Another area not explored in the Mrowietz and colleagues' article was the applicability of the psoriasis treatment goals to the paediatric population. This was discussed by the Australian group, and the consensus of the panel was that the treatment goals should be used in paediatrics. It was decided that, although a PASI score could be obtained, it was appropriate to use a HRQOL tool specific for the paediatric group and paediatric DLQI was adequate for this purpose.[19]

The European consensus did not specifically address severity and response of involvement of the hands, feet or face. In Australia, a patient is classified as severe if at any one site they have involvement of >30 per cent of surface area or >2 sub-scores (erythema, scale or induration) graded 3 or 4. Satisfactory response in a hand, foot or face site, is defined as a greater than 75 per cent improvement in surface area or sub-scores returning to 0 or 1 for all indices. The Australian group considered that the definitions for severity and response of these areas were appropriate and could be combined with the proposed DLQI assessment for inclusion in the Australian treatment goal framework.

The possibility of including reference to particular morphological types of psoriasis in treatment goals was also considered. This suggestion was made on the basis that certain morphological types of psoriasis may significantly impair quality of life in the setting of otherwise mild psoriasis, and are at present not covered by other headings. During the consensus process, morphologies such as ‘pustular’ and ‘unstable patch or plaque’ were two suggested morphological types that could significantly impair quality of life independent of site and extent. This may be considered in future guidelines and recommendations for treatment.
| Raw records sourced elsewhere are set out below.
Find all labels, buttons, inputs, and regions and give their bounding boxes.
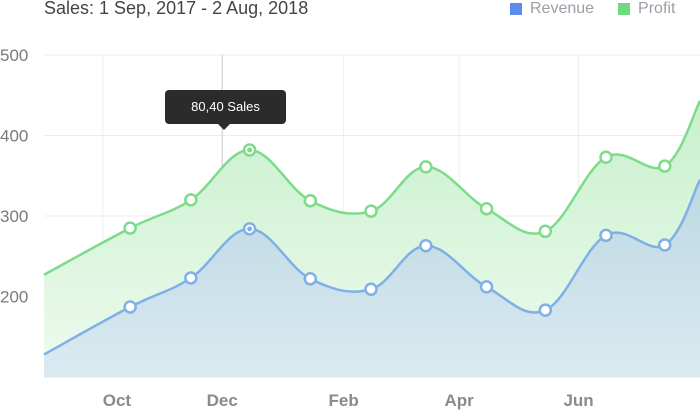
y-tick-label: 300 (0, 207, 28, 226)
chart-title: Sales: 1 Sep, 2017 - 2 Aug, 2018 (44, 0, 309, 18)
point-highlight-profit (247, 147, 253, 153)
legend-swatch-revenue (510, 3, 522, 15)
point-profit (479, 202, 494, 216)
x-tick-label: Feb (328, 391, 358, 410)
y-tick-label: 200 (0, 288, 28, 307)
legend-item-revenue[interactable]: Revenue (510, 0, 594, 18)
point-revenue (658, 238, 672, 252)
legend-item-profit[interactable]: Profit (618, 0, 675, 18)
legend-swatch-profit (618, 3, 631, 15)
point-revenue (184, 271, 198, 285)
point-revenue (479, 280, 494, 294)
legend: Revenue Profit (510, 0, 675, 18)
point-revenue (123, 300, 137, 314)
axis-ticks: 200 300 400 500 Oct Dec Feb Apr Jun (0, 46, 594, 410)
x-tick-label: Dec (207, 391, 238, 410)
x-tick-label: Oct (103, 391, 132, 410)
x-tick-label: Jun (563, 391, 593, 410)
point-profit (658, 159, 672, 173)
area-revenue (44, 179, 700, 377)
tooltip: 80,40 Sales (165, 90, 286, 130)
point-revenue (303, 272, 318, 286)
point-revenue (419, 239, 433, 253)
point-revenue (364, 282, 378, 297)
point-highlight-revenue (247, 226, 253, 232)
legend-label-profit: Profit (638, 0, 676, 17)
legend-label-revenue: Revenue (530, 0, 595, 17)
point-profit (599, 150, 613, 164)
series-areas (44, 100, 700, 377)
point-profit (419, 160, 433, 174)
point-profit (123, 221, 137, 235)
point-revenue (599, 228, 613, 243)
point-profit (184, 193, 198, 207)
series-points (123, 143, 672, 317)
y-tick-label: 400 (0, 127, 28, 146)
point-profit (364, 204, 378, 218)
point-profit (303, 193, 318, 208)
y-tick-label: 500 (0, 46, 28, 65)
point-profit (538, 224, 553, 239)
x-tick-label: Apr (444, 391, 474, 410)
point-revenue (538, 303, 553, 317)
The Australian health-care model is structured so that most of the population access health care primarily through their GP. Family doctors therefore play a major role in managing the chronic medical conditions of their patients, such as cardiovascular disease and diabetes. In light of this, and the increased risk of cardiovascular disease and other comorbidities associated with psoriasis, it is imperative that GP as well as dermatologists are familiarised with psoriasis comorbidities and treatment guidelines.

Conclusion

Many patients with moderate to severe plaque psoriasis receive less than optimal treatment. In 2009 a European consensus programme sought to overcome this problem by developing a set of specific psoriasis treatment goals. It has since become evident that there is a need for similar treatment goals in Australia, and consequently the Australian Treatment Goals Project was established. Using the European guidelines as a reference point, the Australian group made some modifications to produce treatment guidelines that took into account the local health-care setting. The major objective of the project was to improve therapeutic outcomes for psoriasis patients and to propose an appropriate treatment framework. The next step will be to educate dermatologists and GPs on the findings of this consensus group to help confer the greatest benefits to patients. Finally, the ongoing evaluation of patient outcomes is imperative to assess the effectiveness of these guidelines.